When specialist review matters
Specialist review matters when a positive result could change surgery timing, adrenal screening, or which relatives are tested first.
How genetic testing is done
Genetic testing is usually done with blood or saliva, and the lab workflow depends on whether the question is a targeted variant, a panel, or confirmation after a clinical finding. Genetics counseling can help clarify whether the next step is a new test, family testing, or a different clinical workup.
Questions to ask
- Was the sample blood, saliva, tumor, or another specimen?
- What is the exact RET variant, including codon and classification?

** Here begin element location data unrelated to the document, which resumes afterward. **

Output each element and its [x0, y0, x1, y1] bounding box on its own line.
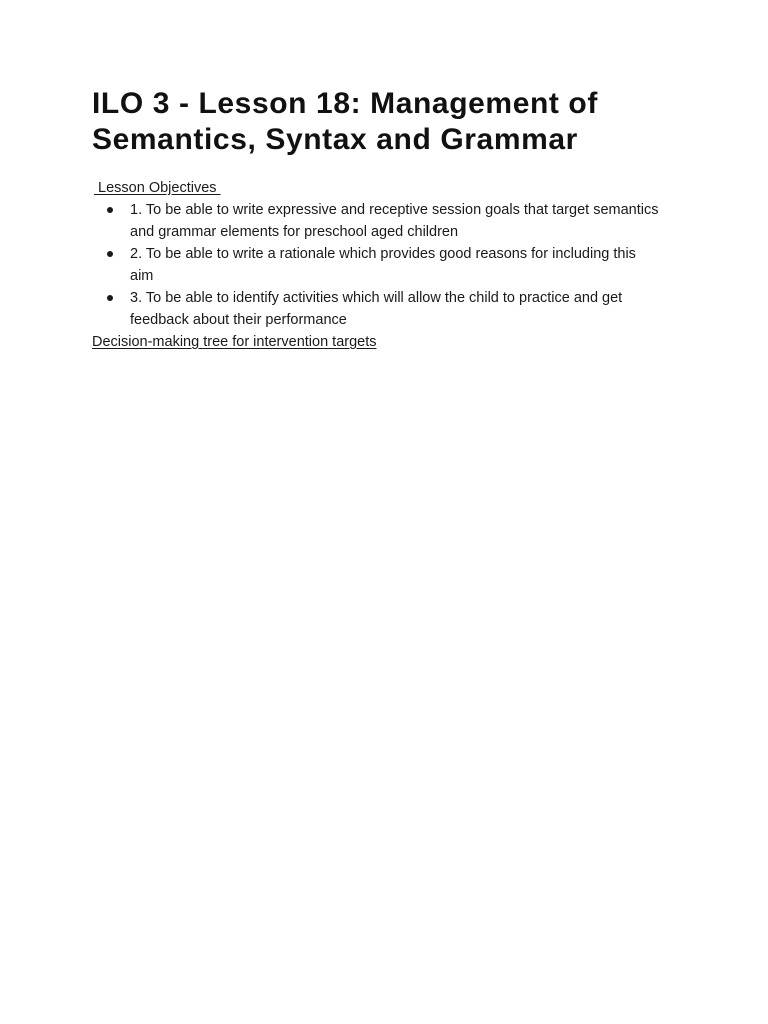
bullet-icon — [107, 295, 113, 301]
objective-text: 1. To be able to write expressive and receptive session goals that target semantics and grammar elements for preschool aged children — [130, 202, 659, 240]
page-title: ILO 3 - Lesson 18: Management of Semantics, Syntax and Grammar — [92, 87, 598, 156]
objective-text: 2. To be able to write a rationale which provides good reasons for including this aim — [130, 246, 636, 284]
bullet-icon — [107, 251, 113, 257]
bullet-icon — [107, 207, 113, 213]
decision-tree-link[interactable]: Decision-making tree for intervention targets — [92, 334, 377, 350]
list-item — [130, 199, 672, 243]
list-item — [130, 243, 672, 287]
objectives-list — [92, 199, 672, 331]
lesson-objectives-link[interactable]: Lesson Objectives — [94, 180, 221, 196]
objective-text: 3. To be able to identify activities which will allow the child to practice and get feedback about their performance — [130, 290, 623, 328]
document-body — [92, 86, 672, 353]
list-item — [130, 287, 672, 331]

- Does the result change thyroid, calcitonin, pheochromocytoma, parathyroid, or surgery timing?
- Should relatives get targeted testing for the same family variant?

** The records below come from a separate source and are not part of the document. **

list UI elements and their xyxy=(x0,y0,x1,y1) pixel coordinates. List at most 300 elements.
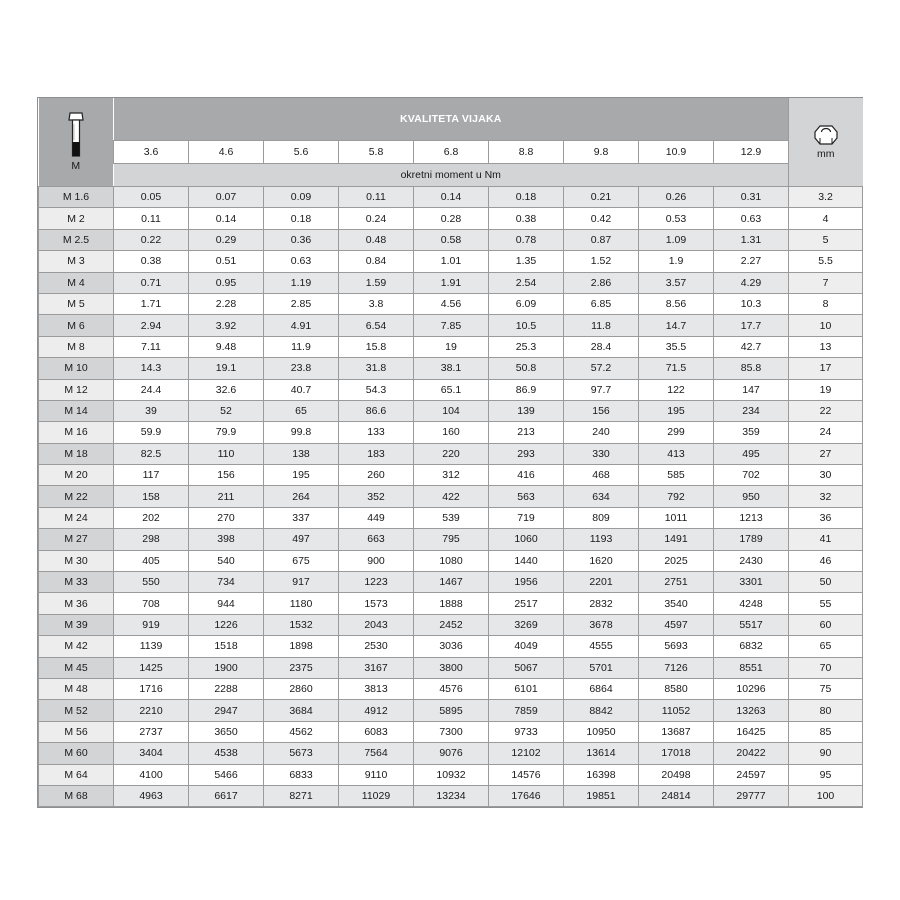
bolt-size-cell: M 12 xyxy=(39,379,114,400)
torque-value-cell: 20422 xyxy=(714,743,789,764)
bolt-size-cell: M 39 xyxy=(39,614,114,635)
torque-value-cell: 3650 xyxy=(189,721,264,742)
torque-value-cell: 7300 xyxy=(414,721,489,742)
torque-value-cell: 23.8 xyxy=(264,358,339,379)
torque-value-cell: 2430 xyxy=(714,550,789,571)
grade-header-6-8: 6.8 xyxy=(414,141,489,164)
torque-value-cell: 9076 xyxy=(414,743,489,764)
hex-nut-icon xyxy=(814,124,838,146)
torque-value-cell: 1.52 xyxy=(564,251,639,272)
torque-value-cell: 54.3 xyxy=(339,379,414,400)
torque-value-cell: 3269 xyxy=(489,614,564,635)
torque-value-cell: 25.3 xyxy=(489,336,564,357)
torque-value-cell: 1.31 xyxy=(714,229,789,250)
torque-value-cell: 4248 xyxy=(714,593,789,614)
torque-value-cell: 0.51 xyxy=(189,251,264,272)
torque-value-cell: 158 xyxy=(114,486,189,507)
torque-value-cell: 293 xyxy=(489,443,564,464)
bolt-size-cell: M 16 xyxy=(39,422,114,443)
table-row xyxy=(39,636,863,657)
wrench-size-cell: 85 xyxy=(789,721,863,742)
torque-value-cell: 3.57 xyxy=(639,272,714,293)
bolt-size-cell: M 24 xyxy=(39,507,114,528)
torque-value-cell: 122 xyxy=(639,379,714,400)
torque-value-cell: 299 xyxy=(639,422,714,443)
torque-value-cell: 35.5 xyxy=(639,336,714,357)
torque-value-cell: 147 xyxy=(714,379,789,400)
torque-value-cell: 540 xyxy=(189,550,264,571)
table-row xyxy=(39,358,863,379)
table-row xyxy=(39,785,863,806)
table-row xyxy=(39,272,863,293)
torque-value-cell: 3036 xyxy=(414,636,489,657)
torque-value-cell: 1193 xyxy=(564,529,639,550)
wrench-size-cell: 30 xyxy=(789,465,863,486)
torque-value-cell: 86.9 xyxy=(489,379,564,400)
table-row xyxy=(39,486,863,507)
torque-value-cell: 663 xyxy=(339,529,414,550)
torque-value-cell: 1213 xyxy=(714,507,789,528)
torque-value-cell: 86.6 xyxy=(339,400,414,421)
grade-header-3-6: 3.6 xyxy=(114,141,189,164)
size-column-label: M xyxy=(71,160,81,172)
wrench-size-cell: 80 xyxy=(789,700,863,721)
torque-value-cell: 734 xyxy=(189,572,264,593)
torque-value-cell: 10950 xyxy=(564,721,639,742)
torque-value-cell: 900 xyxy=(339,550,414,571)
torque-value-cell: 5895 xyxy=(414,700,489,721)
torque-value-cell: 1011 xyxy=(639,507,714,528)
torque-value-cell: 950 xyxy=(714,486,789,507)
torque-value-cell: 11029 xyxy=(339,785,414,806)
torque-value-cell: 6.54 xyxy=(339,315,414,336)
wrench-size-cell: 55 xyxy=(789,593,863,614)
torque-value-cell: 3.8 xyxy=(339,293,414,314)
torque-value-cell: 449 xyxy=(339,507,414,528)
torque-value-cell: 1.09 xyxy=(639,229,714,250)
wrench-size-cell: 19 xyxy=(789,379,863,400)
torque-value-cell: 2043 xyxy=(339,614,414,635)
torque-value-cell: 42.7 xyxy=(714,336,789,357)
torque-value-cell: 19.1 xyxy=(189,358,264,379)
torque-value-cell: 11.8 xyxy=(564,315,639,336)
grade-title: KVALITETA VIJAKA xyxy=(114,98,789,141)
torque-value-cell: 330 xyxy=(564,443,639,464)
torque-value-cell: 0.38 xyxy=(114,251,189,272)
torque-value-cell: 195 xyxy=(264,465,339,486)
wrench-size-cell: 17 xyxy=(789,358,863,379)
torque-value-cell: 19 xyxy=(414,336,489,357)
torque-value-cell: 1491 xyxy=(639,529,714,550)
torque-value-cell: 0.78 xyxy=(489,229,564,250)
table-row xyxy=(39,614,863,635)
torque-value-cell: 139 xyxy=(489,400,564,421)
torque-value-cell: 0.36 xyxy=(264,229,339,250)
torque-value-cell: 8551 xyxy=(714,657,789,678)
torque-value-cell: 0.29 xyxy=(189,229,264,250)
torque-value-cell: 24814 xyxy=(639,785,714,806)
table-row xyxy=(39,315,863,336)
torque-value-cell: 1532 xyxy=(264,614,339,635)
grade-row xyxy=(39,141,863,164)
torque-value-cell: 312 xyxy=(414,465,489,486)
wrench-size-cell: 8 xyxy=(789,293,863,314)
torque-value-cell: 20498 xyxy=(639,764,714,785)
torque-value-cell: 1467 xyxy=(414,572,489,593)
wrench-size-cell: 70 xyxy=(789,657,863,678)
torque-value-cell: 1898 xyxy=(264,636,339,657)
torque-value-cell: 220 xyxy=(414,443,489,464)
torque-value-cell: 57.2 xyxy=(564,358,639,379)
torque-value-cell: 413 xyxy=(639,443,714,464)
wrench-size-cell: 27 xyxy=(789,443,863,464)
torque-value-cell: 6.85 xyxy=(564,293,639,314)
torque-value-cell: 16398 xyxy=(564,764,639,785)
bolt-size-cell: M 56 xyxy=(39,721,114,742)
torque-value-cell: 0.11 xyxy=(339,187,414,208)
torque-value-cell: 38.1 xyxy=(414,358,489,379)
bolt-size-cell: M 52 xyxy=(39,700,114,721)
torque-value-cell: 211 xyxy=(189,486,264,507)
torque-value-cell: 10296 xyxy=(714,678,789,699)
torque-table-container xyxy=(37,97,863,808)
table-row xyxy=(39,208,863,229)
torque-value-cell: 2025 xyxy=(639,550,714,571)
torque-value-cell: 405 xyxy=(114,550,189,571)
torque-value-cell: 6832 xyxy=(714,636,789,657)
bolt-size-cell: M 4 xyxy=(39,272,114,293)
torque-value-cell: 24.4 xyxy=(114,379,189,400)
grade-header-8-8: 8.8 xyxy=(489,141,564,164)
torque-value-cell: 0.22 xyxy=(114,229,189,250)
torque-value-cell: 59.9 xyxy=(114,422,189,443)
torque-value-cell: 82.5 xyxy=(114,443,189,464)
bolt-icon xyxy=(67,109,85,159)
bolt-size-cell: M 14 xyxy=(39,400,114,421)
torque-value-cell: 0.07 xyxy=(189,187,264,208)
wrench-size-cell: 65 xyxy=(789,636,863,657)
torque-value-cell: 9733 xyxy=(489,721,564,742)
torque-value-cell: 2210 xyxy=(114,700,189,721)
grade-header-4-6: 4.6 xyxy=(189,141,264,164)
torque-value-cell: 10.3 xyxy=(714,293,789,314)
torque-value-cell: 3684 xyxy=(264,700,339,721)
torque-value-cell: 1789 xyxy=(714,529,789,550)
torque-value-cell: 5701 xyxy=(564,657,639,678)
torque-value-cell: 195 xyxy=(639,400,714,421)
wrench-size-cell: 50 xyxy=(789,572,863,593)
table-row xyxy=(39,293,863,314)
table-row xyxy=(39,657,863,678)
torque-value-cell: 2751 xyxy=(639,572,714,593)
torque-value-cell: 0.42 xyxy=(564,208,639,229)
bolt-size-cell: M 68 xyxy=(39,785,114,806)
table-row xyxy=(39,550,863,571)
torque-value-cell: 422 xyxy=(414,486,489,507)
wrench-size-cell: 46 xyxy=(789,550,863,571)
torque-value-cell: 2.54 xyxy=(489,272,564,293)
torque-value-cell: 497 xyxy=(264,529,339,550)
torque-value-cell: 495 xyxy=(714,443,789,464)
torque-value-cell: 468 xyxy=(564,465,639,486)
torque-value-cell: 0.21 xyxy=(564,187,639,208)
torque-value-cell: 0.11 xyxy=(114,208,189,229)
wrench-size-cell: 3.2 xyxy=(789,187,863,208)
wrench-size-cell: 36 xyxy=(789,507,863,528)
torque-value-cell: 1440 xyxy=(489,550,564,571)
torque-value-cell: 0.14 xyxy=(414,187,489,208)
bolt-size-cell: M 20 xyxy=(39,465,114,486)
torque-value-cell: 634 xyxy=(564,486,639,507)
torque-value-cell: 28.4 xyxy=(564,336,639,357)
torque-value-cell: 156 xyxy=(189,465,264,486)
torque-value-cell: 2201 xyxy=(564,572,639,593)
table-row xyxy=(39,465,863,486)
torque-value-cell: 5067 xyxy=(489,657,564,678)
torque-value-cell: 2.28 xyxy=(189,293,264,314)
bolt-size-cell: M 60 xyxy=(39,743,114,764)
bolt-size-cell: M 2.5 xyxy=(39,229,114,250)
torque-rows xyxy=(39,187,863,807)
torque-value-cell: 539 xyxy=(414,507,489,528)
torque-value-cell: 3301 xyxy=(714,572,789,593)
bolt-size-cell: M 18 xyxy=(39,443,114,464)
wrench-size-cell: 7 xyxy=(789,272,863,293)
table-row xyxy=(39,379,863,400)
torque-value-cell: 0.14 xyxy=(189,208,264,229)
torque-value-cell: 14.3 xyxy=(114,358,189,379)
torque-value-cell: 1180 xyxy=(264,593,339,614)
torque-value-cell: 14.7 xyxy=(639,315,714,336)
torque-value-cell: 1.71 xyxy=(114,293,189,314)
torque-value-cell: 5693 xyxy=(639,636,714,657)
torque-value-cell: 1223 xyxy=(339,572,414,593)
torque-value-cell: 2.94 xyxy=(114,315,189,336)
table-row xyxy=(39,764,863,785)
table-row xyxy=(39,678,863,699)
bolt-size-cell: M 30 xyxy=(39,550,114,571)
torque-value-cell: 1573 xyxy=(339,593,414,614)
torque-value-cell: 0.48 xyxy=(339,229,414,250)
torque-value-cell: 2947 xyxy=(189,700,264,721)
bolt-size-cell: M 22 xyxy=(39,486,114,507)
torque-value-cell: 0.87 xyxy=(564,229,639,250)
bolt-header-cell xyxy=(39,98,114,187)
wrench-size-cell: 95 xyxy=(789,764,863,785)
torque-value-cell: 359 xyxy=(714,422,789,443)
torque-value-cell: 2832 xyxy=(564,593,639,614)
table-row xyxy=(39,593,863,614)
wrench-size-cell: 41 xyxy=(789,529,863,550)
torque-value-cell: 104 xyxy=(414,400,489,421)
table-row xyxy=(39,721,863,742)
torque-value-cell: 0.95 xyxy=(189,272,264,293)
torque-value-cell: 3167 xyxy=(339,657,414,678)
torque-value-cell: 7859 xyxy=(489,700,564,721)
table-row xyxy=(39,422,863,443)
torque-value-cell: 3.92 xyxy=(189,315,264,336)
torque-value-cell: 31.8 xyxy=(339,358,414,379)
bolt-size-cell: M 33 xyxy=(39,572,114,593)
torque-value-cell: 708 xyxy=(114,593,189,614)
table-row xyxy=(39,400,863,421)
wrench-size-cell: 5 xyxy=(789,229,863,250)
torque-value-cell: 32.6 xyxy=(189,379,264,400)
torque-value-cell: 2452 xyxy=(414,614,489,635)
torque-value-cell: 416 xyxy=(489,465,564,486)
torque-value-cell: 4576 xyxy=(414,678,489,699)
torque-value-cell: 13687 xyxy=(639,721,714,742)
bolt-size-cell: M 3 xyxy=(39,251,114,272)
torque-value-cell: 13234 xyxy=(414,785,489,806)
table-row xyxy=(39,251,863,272)
torque-value-cell: 183 xyxy=(339,443,414,464)
torque-value-cell: 0.26 xyxy=(639,187,714,208)
torque-value-cell: 0.63 xyxy=(714,208,789,229)
torque-value-cell: 4912 xyxy=(339,700,414,721)
torque-value-cell: 10.5 xyxy=(489,315,564,336)
torque-value-cell: 8580 xyxy=(639,678,714,699)
torque-value-cell: 2.85 xyxy=(264,293,339,314)
torque-value-cell: 0.05 xyxy=(114,187,189,208)
table-row xyxy=(39,743,863,764)
torque-value-cell: 4100 xyxy=(114,764,189,785)
torque-value-cell: 0.09 xyxy=(264,187,339,208)
torque-value-cell: 792 xyxy=(639,486,714,507)
torque-value-cell: 2375 xyxy=(264,657,339,678)
wrench-size-cell: 22 xyxy=(789,400,863,421)
torque-value-cell: 14576 xyxy=(489,764,564,785)
torque-value-cell: 0.63 xyxy=(264,251,339,272)
table-row xyxy=(39,336,863,357)
bolt-size-cell: M 2 xyxy=(39,208,114,229)
torque-value-cell: 1.01 xyxy=(414,251,489,272)
torque-value-cell: 3540 xyxy=(639,593,714,614)
torque-value-cell: 0.84 xyxy=(339,251,414,272)
torque-value-cell: 85.8 xyxy=(714,358,789,379)
torque-value-cell: 1139 xyxy=(114,636,189,657)
torque-value-cell: 2.27 xyxy=(714,251,789,272)
bolt-size-cell: M 42 xyxy=(39,636,114,657)
torque-value-cell: 6864 xyxy=(564,678,639,699)
torque-value-cell: 15.8 xyxy=(339,336,414,357)
torque-value-cell: 7564 xyxy=(339,743,414,764)
torque-value-cell: 563 xyxy=(489,486,564,507)
torque-value-cell: 4049 xyxy=(489,636,564,657)
torque-value-cell: 9110 xyxy=(339,764,414,785)
torque-value-cell: 809 xyxy=(564,507,639,528)
torque-value-cell: 1.91 xyxy=(414,272,489,293)
table-row xyxy=(39,572,863,593)
wrench-size-cell: 75 xyxy=(789,678,863,699)
torque-value-cell: 156 xyxy=(564,400,639,421)
torque-value-cell: 5466 xyxy=(189,764,264,785)
torque-value-cell: 550 xyxy=(114,572,189,593)
torque-value-cell: 917 xyxy=(264,572,339,593)
torque-value-cell: 7.11 xyxy=(114,336,189,357)
table-row xyxy=(39,443,863,464)
torque-value-cell: 2737 xyxy=(114,721,189,742)
torque-value-cell: 8842 xyxy=(564,700,639,721)
torque-value-cell: 160 xyxy=(414,422,489,443)
wrench-size-cell: 13 xyxy=(789,336,863,357)
torque-value-cell: 65 xyxy=(264,400,339,421)
torque-value-cell: 3800 xyxy=(414,657,489,678)
torque-value-cell: 264 xyxy=(264,486,339,507)
torque-value-cell: 65.1 xyxy=(414,379,489,400)
torque-value-cell: 71.5 xyxy=(639,358,714,379)
torque-value-cell: 9.48 xyxy=(189,336,264,357)
table-row xyxy=(39,229,863,250)
torque-value-cell: 39 xyxy=(114,400,189,421)
torque-value-cell: 24597 xyxy=(714,764,789,785)
wrench-size-cell: 24 xyxy=(789,422,863,443)
wrench-size-cell: 4 xyxy=(789,208,863,229)
wrench-size-label: mm xyxy=(817,148,835,160)
torque-value-cell: 6.09 xyxy=(489,293,564,314)
torque-value-cell: 675 xyxy=(264,550,339,571)
torque-value-cell: 337 xyxy=(264,507,339,528)
torque-value-cell: 6083 xyxy=(339,721,414,742)
torque-value-cell: 6833 xyxy=(264,764,339,785)
bolt-size-cell: M 5 xyxy=(39,293,114,314)
torque-value-cell: 1.35 xyxy=(489,251,564,272)
bolt-size-cell: M 1.6 xyxy=(39,187,114,208)
bolt-size-cell: M 64 xyxy=(39,764,114,785)
wrench-size-cell: 10 xyxy=(789,315,863,336)
table-row xyxy=(39,187,863,208)
torque-value-cell: 1060 xyxy=(489,529,564,550)
torque-value-cell: 40.7 xyxy=(264,379,339,400)
torque-value-cell: 117 xyxy=(114,465,189,486)
torque-value-cell: 4597 xyxy=(639,614,714,635)
torque-value-cell: 7126 xyxy=(639,657,714,678)
torque-value-cell: 13263 xyxy=(714,700,789,721)
torque-value-cell: 240 xyxy=(564,422,639,443)
torque-value-cell: 5673 xyxy=(264,743,339,764)
torque-value-cell: 1.9 xyxy=(639,251,714,272)
torque-value-cell: 0.53 xyxy=(639,208,714,229)
torque-value-cell: 138 xyxy=(264,443,339,464)
wrench-size-cell: 60 xyxy=(789,614,863,635)
torque-value-cell: 270 xyxy=(189,507,264,528)
torque-value-cell: 0.18 xyxy=(489,187,564,208)
torque-value-cell: 11052 xyxy=(639,700,714,721)
torque-value-cell: 19851 xyxy=(564,785,639,806)
torque-value-cell: 4555 xyxy=(564,636,639,657)
torque-value-cell: 1900 xyxy=(189,657,264,678)
torque-unit-label: okretni moment u Nm xyxy=(114,164,789,187)
wrench-size-cell: 5.5 xyxy=(789,251,863,272)
torque-value-cell: 2530 xyxy=(339,636,414,657)
torque-value-cell: 702 xyxy=(714,465,789,486)
torque-value-cell: 4538 xyxy=(189,743,264,764)
grade-header-12-9: 12.9 xyxy=(714,141,789,164)
table-row xyxy=(39,700,863,721)
grade-header-5-8: 5.8 xyxy=(339,141,414,164)
bolt-size-cell: M 6 xyxy=(39,315,114,336)
torque-value-cell: 50.8 xyxy=(489,358,564,379)
torque-value-cell: 398 xyxy=(189,529,264,550)
torque-value-cell: 0.31 xyxy=(714,187,789,208)
torque-value-cell: 202 xyxy=(114,507,189,528)
wrench-size-cell: 32 xyxy=(789,486,863,507)
torque-value-cell: 0.71 xyxy=(114,272,189,293)
bolt-size-cell: M 10 xyxy=(39,358,114,379)
bolt-size-cell: M 8 xyxy=(39,336,114,357)
torque-value-cell: 8271 xyxy=(264,785,339,806)
torque-value-cell: 0.38 xyxy=(489,208,564,229)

- Is this result being treated as germline, tumor-only, or uncertain?
- Who coordinates the next step if the result changes family management?
FAQ
Does a positive RET result always mean MEN2?
A germline pathogenic RET variant can strongly support MEN2 risk, but a RET finding on tumor testing alone does not automatically mean inherited MEN2.
What is the first thing to check on the report?
Check whether the sample was blood or saliva, or whether it came from tumor tissue, because that changes whether the result is about inherited risk or cancer profiling.
What does a positive family RET result usually trigger?
It usually triggers genetics review, MEN2-specific surveillance planning, and targeted testing for relatives who may carry the same variant.
Can a RET VUS be managed like a positive result?
Usually not. A VUS is uncertain and should not be treated like a confirmed pathogenic family variant unless the lab reclassifies it.
Why does codon and variant wording matter?
Different RET variants have different MEN2 risk levels and surveillance timing, so the exact codon and classification can change the next step.
Who should help explain the result?
Genetics and endocrine specialists usually help translate the report into a plan for the person tested and the rest of the family.